Growing a company is not an easy task, you have to carry out a multitude of operations on a day-to-day basis and, in addition, invest. When we want to invest, we will inevitably be willing to take financial risks. This implies having to develop a strategy that helps us not to fail.
The financial markets are full of threats from the constant variables that make it up, that are why we will have to be more careful.
Also, when we talk about investing, we are directly talking about uncertainty that we cannot confuse with risk.
Sometimes the solution is easy and other times not so much. For this reason and if you really want to improve your company’s finances, take note of the following measures that you can take to greatly reduce both the uncertainty and the risk of your operations.
What is a financial risk?
When we speak of risk, we refer to the possibility of an adverse event arising and its consequences for us.
It must be made clear that as this concept is quite broad, we are only going to refer to financial risks, to explain how we can control those financial consequences that are negative for a business.
Types of financial risks
Market risk. Associated with the variations suffered by the financial markets, and in which we can distinguish:
- Exchange risk: will be the consequence of the volatility of the foreign exchange market.
- Interest rate risk: will be the consequence of the volatility of interest rates.
- Market risk: to refer more specifically to the volatility of financial instrument markets such as shares, debt, derivatives, etc.
Credit risk. That which refers to the possibility that one of the parties to a financial contract does not comply with its contractual obligations.

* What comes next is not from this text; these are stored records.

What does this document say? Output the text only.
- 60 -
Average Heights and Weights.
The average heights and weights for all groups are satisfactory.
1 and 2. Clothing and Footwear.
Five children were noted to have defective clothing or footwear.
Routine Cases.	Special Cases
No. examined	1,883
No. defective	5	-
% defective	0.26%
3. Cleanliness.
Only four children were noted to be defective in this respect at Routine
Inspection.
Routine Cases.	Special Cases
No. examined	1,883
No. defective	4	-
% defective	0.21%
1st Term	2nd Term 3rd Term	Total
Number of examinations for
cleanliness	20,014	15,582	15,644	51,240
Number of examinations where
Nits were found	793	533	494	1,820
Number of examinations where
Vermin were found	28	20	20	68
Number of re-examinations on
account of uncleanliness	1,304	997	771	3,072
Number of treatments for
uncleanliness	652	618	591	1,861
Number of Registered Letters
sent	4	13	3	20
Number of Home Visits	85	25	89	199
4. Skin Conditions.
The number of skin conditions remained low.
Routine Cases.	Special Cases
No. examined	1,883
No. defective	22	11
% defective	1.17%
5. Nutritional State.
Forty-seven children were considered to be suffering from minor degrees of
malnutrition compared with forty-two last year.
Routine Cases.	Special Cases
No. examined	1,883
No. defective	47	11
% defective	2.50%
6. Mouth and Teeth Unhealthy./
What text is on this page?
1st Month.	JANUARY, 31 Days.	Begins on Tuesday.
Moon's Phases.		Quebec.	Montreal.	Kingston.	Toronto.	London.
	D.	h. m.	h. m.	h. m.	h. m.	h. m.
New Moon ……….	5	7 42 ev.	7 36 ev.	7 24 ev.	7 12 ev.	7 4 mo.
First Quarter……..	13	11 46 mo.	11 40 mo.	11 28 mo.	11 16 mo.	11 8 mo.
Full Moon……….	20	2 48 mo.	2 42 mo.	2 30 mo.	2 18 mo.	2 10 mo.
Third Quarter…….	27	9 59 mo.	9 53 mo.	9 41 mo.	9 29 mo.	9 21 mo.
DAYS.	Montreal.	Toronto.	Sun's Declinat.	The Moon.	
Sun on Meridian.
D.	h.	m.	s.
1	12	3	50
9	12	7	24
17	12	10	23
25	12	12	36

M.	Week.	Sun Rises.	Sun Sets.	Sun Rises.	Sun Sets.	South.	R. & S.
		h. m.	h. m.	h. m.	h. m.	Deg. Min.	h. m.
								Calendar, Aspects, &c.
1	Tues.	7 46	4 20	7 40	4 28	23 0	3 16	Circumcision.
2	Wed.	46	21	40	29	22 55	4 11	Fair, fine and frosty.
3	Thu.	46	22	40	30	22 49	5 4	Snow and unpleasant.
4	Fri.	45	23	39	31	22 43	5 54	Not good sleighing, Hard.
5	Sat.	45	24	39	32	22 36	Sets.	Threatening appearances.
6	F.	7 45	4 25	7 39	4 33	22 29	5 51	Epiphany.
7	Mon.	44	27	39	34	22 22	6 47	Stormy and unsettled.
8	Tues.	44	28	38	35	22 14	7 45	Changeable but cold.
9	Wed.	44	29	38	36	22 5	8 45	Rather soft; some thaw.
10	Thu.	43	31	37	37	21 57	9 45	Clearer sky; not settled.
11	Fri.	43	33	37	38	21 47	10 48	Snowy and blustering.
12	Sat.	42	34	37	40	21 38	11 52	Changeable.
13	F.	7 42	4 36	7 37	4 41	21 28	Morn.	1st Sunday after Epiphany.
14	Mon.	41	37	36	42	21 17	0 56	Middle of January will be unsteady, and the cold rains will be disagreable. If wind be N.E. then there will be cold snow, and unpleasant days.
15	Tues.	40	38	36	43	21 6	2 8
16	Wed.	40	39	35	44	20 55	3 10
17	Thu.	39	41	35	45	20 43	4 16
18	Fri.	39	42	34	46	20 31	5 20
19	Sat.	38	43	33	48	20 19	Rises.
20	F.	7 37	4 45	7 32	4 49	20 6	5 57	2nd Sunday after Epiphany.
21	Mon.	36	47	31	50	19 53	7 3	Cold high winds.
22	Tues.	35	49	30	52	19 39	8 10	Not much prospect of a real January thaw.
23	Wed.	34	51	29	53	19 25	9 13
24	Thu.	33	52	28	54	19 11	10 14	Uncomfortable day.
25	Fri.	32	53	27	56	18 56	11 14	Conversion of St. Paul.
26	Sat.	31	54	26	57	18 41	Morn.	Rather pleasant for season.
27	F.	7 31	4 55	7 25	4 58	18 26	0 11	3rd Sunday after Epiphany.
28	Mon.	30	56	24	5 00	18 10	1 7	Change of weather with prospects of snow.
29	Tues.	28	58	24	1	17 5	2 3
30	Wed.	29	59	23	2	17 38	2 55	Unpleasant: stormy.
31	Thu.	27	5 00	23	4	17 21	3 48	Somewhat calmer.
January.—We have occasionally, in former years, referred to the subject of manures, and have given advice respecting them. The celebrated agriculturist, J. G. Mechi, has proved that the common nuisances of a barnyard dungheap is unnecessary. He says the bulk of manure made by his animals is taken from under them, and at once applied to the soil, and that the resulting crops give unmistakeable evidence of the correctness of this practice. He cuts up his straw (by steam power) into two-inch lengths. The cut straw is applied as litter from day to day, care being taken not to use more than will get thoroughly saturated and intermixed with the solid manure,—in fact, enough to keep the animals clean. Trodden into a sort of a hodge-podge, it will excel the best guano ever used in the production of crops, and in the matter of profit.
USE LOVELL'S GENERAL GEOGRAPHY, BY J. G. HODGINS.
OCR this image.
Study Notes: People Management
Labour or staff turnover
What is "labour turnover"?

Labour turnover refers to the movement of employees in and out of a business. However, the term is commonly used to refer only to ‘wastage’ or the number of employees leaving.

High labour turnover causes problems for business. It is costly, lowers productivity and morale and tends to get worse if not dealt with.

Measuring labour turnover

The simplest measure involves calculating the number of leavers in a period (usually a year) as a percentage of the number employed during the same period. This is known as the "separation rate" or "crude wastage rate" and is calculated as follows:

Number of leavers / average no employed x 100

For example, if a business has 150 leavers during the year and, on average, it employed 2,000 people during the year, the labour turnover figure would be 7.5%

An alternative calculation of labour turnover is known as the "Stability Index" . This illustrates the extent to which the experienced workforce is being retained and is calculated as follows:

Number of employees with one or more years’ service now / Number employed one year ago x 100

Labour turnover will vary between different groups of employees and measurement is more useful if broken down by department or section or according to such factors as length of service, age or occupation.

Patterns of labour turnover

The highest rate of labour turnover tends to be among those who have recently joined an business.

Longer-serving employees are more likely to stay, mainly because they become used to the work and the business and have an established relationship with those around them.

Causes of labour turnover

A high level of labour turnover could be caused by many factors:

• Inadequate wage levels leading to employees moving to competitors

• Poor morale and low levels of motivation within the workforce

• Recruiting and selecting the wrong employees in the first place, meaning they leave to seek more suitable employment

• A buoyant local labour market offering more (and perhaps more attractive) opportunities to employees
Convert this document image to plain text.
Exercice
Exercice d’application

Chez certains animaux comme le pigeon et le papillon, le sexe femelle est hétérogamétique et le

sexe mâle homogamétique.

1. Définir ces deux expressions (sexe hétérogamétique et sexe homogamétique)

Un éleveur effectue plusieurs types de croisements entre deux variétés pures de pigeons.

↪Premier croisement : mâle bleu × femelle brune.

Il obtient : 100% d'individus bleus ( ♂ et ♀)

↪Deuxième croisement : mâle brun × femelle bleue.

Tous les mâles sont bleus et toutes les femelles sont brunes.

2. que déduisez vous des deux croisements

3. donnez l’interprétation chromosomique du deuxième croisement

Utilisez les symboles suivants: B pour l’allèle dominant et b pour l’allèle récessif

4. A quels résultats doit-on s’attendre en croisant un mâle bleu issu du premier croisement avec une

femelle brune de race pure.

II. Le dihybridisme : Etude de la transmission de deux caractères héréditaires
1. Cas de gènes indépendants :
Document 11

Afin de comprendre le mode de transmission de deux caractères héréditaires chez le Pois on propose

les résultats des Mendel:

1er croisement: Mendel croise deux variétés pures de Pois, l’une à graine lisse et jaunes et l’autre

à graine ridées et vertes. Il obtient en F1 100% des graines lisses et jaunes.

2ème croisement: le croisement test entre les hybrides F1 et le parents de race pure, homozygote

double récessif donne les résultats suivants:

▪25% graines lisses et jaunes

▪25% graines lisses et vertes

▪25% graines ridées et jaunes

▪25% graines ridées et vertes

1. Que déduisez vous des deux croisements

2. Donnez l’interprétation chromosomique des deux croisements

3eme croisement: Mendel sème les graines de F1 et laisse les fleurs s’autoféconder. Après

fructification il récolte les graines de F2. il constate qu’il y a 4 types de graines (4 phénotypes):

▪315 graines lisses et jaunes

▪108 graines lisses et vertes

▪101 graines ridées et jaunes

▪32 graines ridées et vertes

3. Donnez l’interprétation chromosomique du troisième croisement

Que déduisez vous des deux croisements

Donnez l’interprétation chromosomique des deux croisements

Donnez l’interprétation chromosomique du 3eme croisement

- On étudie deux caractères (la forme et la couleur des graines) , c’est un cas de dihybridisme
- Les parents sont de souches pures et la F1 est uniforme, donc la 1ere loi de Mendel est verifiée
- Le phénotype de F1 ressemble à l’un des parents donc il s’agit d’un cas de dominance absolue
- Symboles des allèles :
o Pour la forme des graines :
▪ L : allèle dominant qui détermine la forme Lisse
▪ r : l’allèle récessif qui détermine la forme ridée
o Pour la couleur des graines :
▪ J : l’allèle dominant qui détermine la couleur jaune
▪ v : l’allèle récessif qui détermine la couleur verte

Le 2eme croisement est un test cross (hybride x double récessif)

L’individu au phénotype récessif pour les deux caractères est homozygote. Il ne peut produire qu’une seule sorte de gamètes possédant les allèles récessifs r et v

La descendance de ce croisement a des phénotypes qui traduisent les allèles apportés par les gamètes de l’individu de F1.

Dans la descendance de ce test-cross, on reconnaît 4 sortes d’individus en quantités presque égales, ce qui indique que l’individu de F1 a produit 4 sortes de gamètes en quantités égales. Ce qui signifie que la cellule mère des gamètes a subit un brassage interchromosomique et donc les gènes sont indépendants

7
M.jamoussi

Liquidity or financing risk. It covers the fact that one of the parties to the financial contract cannot obtain the liquidity it needs to assume its obligations despite having assets (which it cannot sell) and the willingness to do so.
Operational risk. The possibility of financial losses, whether due to a failure or inadequacy of processes, people, internal systems, technology, etc.
There are 3 ways to take a risk:
- Transfer the risk: We transfer the risk to another party. By selling that asset or taking out an insurance policy.
- Avoid risk: Simply not expose yourself to the risk that has been identified.
- Retain the risk: We directly assume the risk and we will have to make the decision of how we are going to cover the possible losses.
None of these strategies is more advantageous than the other, everything will depend on the type of activity that we are carrying out and the type of risk to which they are oriented.
How to reduce your financial risk? Control and management.
It is normal if you are an entrepreneur that you try to minimize the risk that your company may run, so as not to find yourself with long-term financial problems.
This is one of the issues that most often concerns entrepreneurs when talking about the livelihood of the company. And we fully understand it because the entire company could collapse just by making one mistake.
It is impossible to completely eliminate the existence of risks, but it is possible to reduce it. For this reason, and going directly to the point, we have made a list, brief but very useful, that will help you, if not to reduce, at least to be able to control and manage the risks that your company runs.
- Evaluate the profitability of each investment. This is something you should never forget. You have to always keep in mind that the more information you have about the operations, the lower the risk.
- Anticipate the future. We know that this is something impossible, but in reference to the previous point, we can get quite close to what can happen later if we have great information to help us compare situations, decision making and strategies.
- Diversify. Something fundamental that can never be missing in any risk control strategy is diversification. We can do this by proposing investments of various types, for example, highly dangerous investments that compensate for others with very low risk. This will make you have a broader investment portfolio and you will be able to obtain better results, in a safer way.
- Evaluate the results obtained. You should not forget this, it is very important that every time you get the results of an operation you study them carefully to analyze what is happening. This can also help us predict the future!
- It has a professional team. Managing your accounts deserves specialized knowledge about new financial trends.
- You can always protect some of your assets by taking out insurance.
- Hedging. Along the same lines as diversification, we can also combine some assets from the same portfolio, with the aim that the variations of some offset those of the rest.
- Set toppings. We refer to those operations that consist of currencies other than the euro, where a variation in the price can surely have a high financial cost.